The ninth edition of The Oxford Companion to Music, first published in 1955 and still under the control of the original editor, is authoritative, idiosyncratic and certainly of its time. A typical example of Percy Scholes’ writing style can be seen in the Preface to the original edition of 1938:
Following this preface will be found the long list of the many who have tried to save the author from, at least, the faults of his own ignorance or inadvertence, but should the reader chance to discover that the author is anywhere insufficiently saved he should not take it that the blame necessarily falls on those enumerated in the list.

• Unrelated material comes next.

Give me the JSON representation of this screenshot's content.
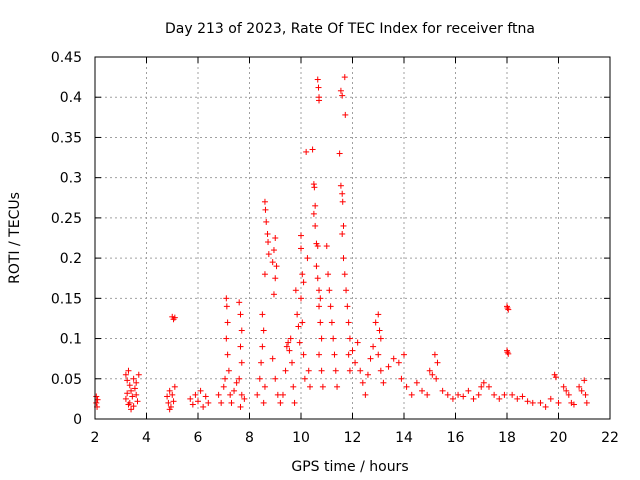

A footnote helpfully tells us that In the present edition this long list, with its many additional names from the seven intervening editions, has been merely summarised. This circumloquacious tendency may appear to explain the nearly twelve hundred pages of this hardback, but in truth they are packed with detailed information and references. The detail includes entries on composers, styles, genres, countries, foreign musical terms, instruments, synopses of operas and much else. Interwoven are close on two hundred monochrome plates illustrating different themes, using old prints, photographs and diagrams.

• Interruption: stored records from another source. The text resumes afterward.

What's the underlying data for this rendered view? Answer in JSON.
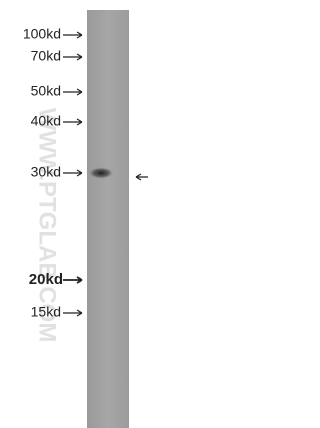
{
  "markers": [
    "100kd",
    "70kd",
    "50kd",
    "40kd",
    "30kd",
    "20kd",
    "15kd"
  ],
  "watermark": "WWW.PTGLAB.COM"
}
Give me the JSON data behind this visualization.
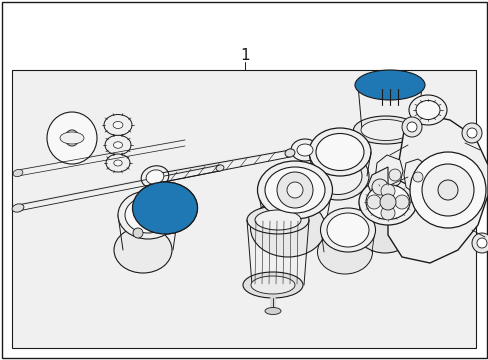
{
  "label_number": "1",
  "label_fontsize": 11,
  "fig_width": 4.89,
  "fig_height": 3.6,
  "dpi": 100,
  "bg_color": "#f0f0f0",
  "ec": "#1a1a1a",
  "lw_main": 0.8
}
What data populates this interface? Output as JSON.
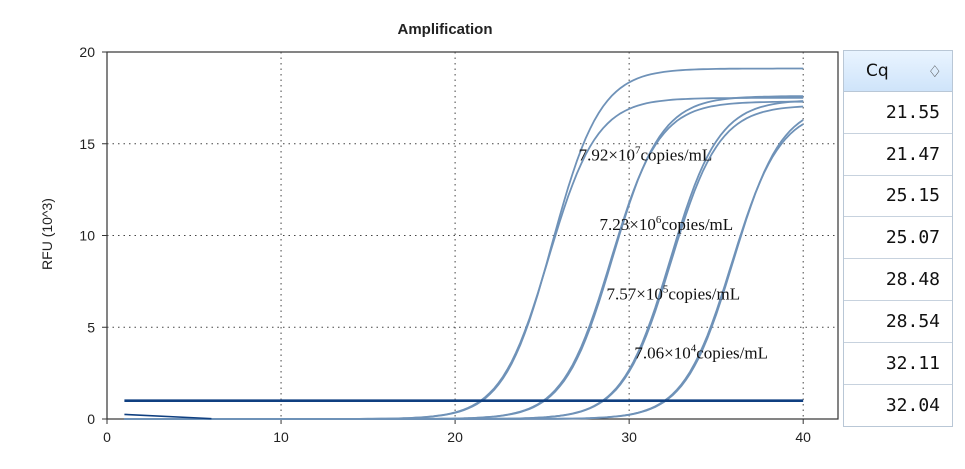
{
  "chart_data": {
    "type": "line",
    "title": "Amplification",
    "xlabel": "",
    "ylabel": "RFU (10^3)",
    "xlim": [
      0,
      42
    ],
    "ylim": [
      0,
      20
    ],
    "x_ticks": [
      "0",
      "10",
      "20",
      "30",
      "40"
    ],
    "y_ticks": [
      "0",
      "5",
      "10",
      "15",
      "20"
    ],
    "grid": true,
    "threshold": 1.0,
    "x_start": 1,
    "x_end": 40,
    "series": [
      {
        "cq": 21.55,
        "plateau": 19.1
      },
      {
        "cq": 21.47,
        "plateau": 17.5
      },
      {
        "cq": 25.15,
        "plateau": 17.6
      },
      {
        "cq": 25.07,
        "plateau": 17.3
      },
      {
        "cq": 28.48,
        "plateau": 17.4
      },
      {
        "cq": 28.54,
        "plateau": 17.1
      },
      {
        "cq": 32.11,
        "plateau": 17.2
      },
      {
        "cq": 32.04,
        "plateau": 16.9
      }
    ],
    "annotations": [
      {
        "base": "7.92×10",
        "exp": "7",
        "unit": "copies/mL",
        "x": 27.1,
        "y": 14.1
      },
      {
        "base": "7.23×10",
        "exp": "6",
        "unit": "copies/mL",
        "x": 28.3,
        "y": 10.3
      },
      {
        "base": "7.57×10",
        "exp": "5",
        "unit": "copies/mL",
        "x": 28.7,
        "y": 6.5
      },
      {
        "base": "7.06×10",
        "exp": "4",
        "unit": "copies/mL",
        "x": 30.3,
        "y": 3.3
      }
    ],
    "line_color": "#6f92b8",
    "threshold_color": "#0f3f80"
  },
  "cq_table": {
    "header": "Cq",
    "sort_icon": "sort-diamond-icon",
    "values": [
      "21.55",
      "21.47",
      "25.15",
      "25.07",
      "28.48",
      "28.54",
      "32.11",
      "32.04"
    ]
  }
}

The text is, naturally for its time, opinionated. The article on Jazz for example, while reasonably well-balanced in its analysis, can still offer displays of prejudice that one hopes would not nowadays appear in an authoritative work of this nature:
There was much that a cultured musician could enjoy in [Swing Music] were it not that the jazz convention still demanded a great deal of deliberate out-of-tune playing and of sour or harsh tone.

While largely superseded by seventy-five years of research and the general availability of internet resources, it’s still useful for its historical take on once-contentious issues, for obscure composers who rarely feature elsewhere now, and for its lovely composer portraits by Oswald Barrett (‘Batt’) of Bach and Schubert, Brahms and Liszt, Mozart and many more. The vigorous portrait of Beethoven ‘in middle life’ which now hangs in the Royal Academy of Music features as a frontispiece, the only one of the pictures in full colour and completed by the artist eight years before his death in 1945 at the early age of 53. When, as a teenager, I was given this volume by my parents the Batt illustrations struck me forcibly, particularly this one of Beethoven: Barrett aimed to research this composer
‘until I filtered out the very essence of the man and arrived at an aspect which must have been some phase of his existence as a human being, without any superimposed romance, legend or imagination. Then on top of this comes psychology…’

A relic of a bygone era when one man (and it usually was a man) could claim to be the repository of all useful information and opinion on any given topic without too much recourse to advisors and committees, the overarching principles of the one-volume ninth edition are to be found in the most recent incarnation of the Companion, according to the most recent editor, Alison Latham: ‘to be wide-ranging, to be complete in itself, and to be intended for a broad spectrum of readers’. However, ‘it become clear’, she says, ’that one person could not now be expected to command the breadth of knowledge and interest that allowed music historians of an earlier generation to cover the topic as comprehensively as had Scholes.’

At least Scholes’ verbosity had been retained. But it could also be said that the present reviewer, with a corresponding love of verbosity, is also a relic of a bygone era.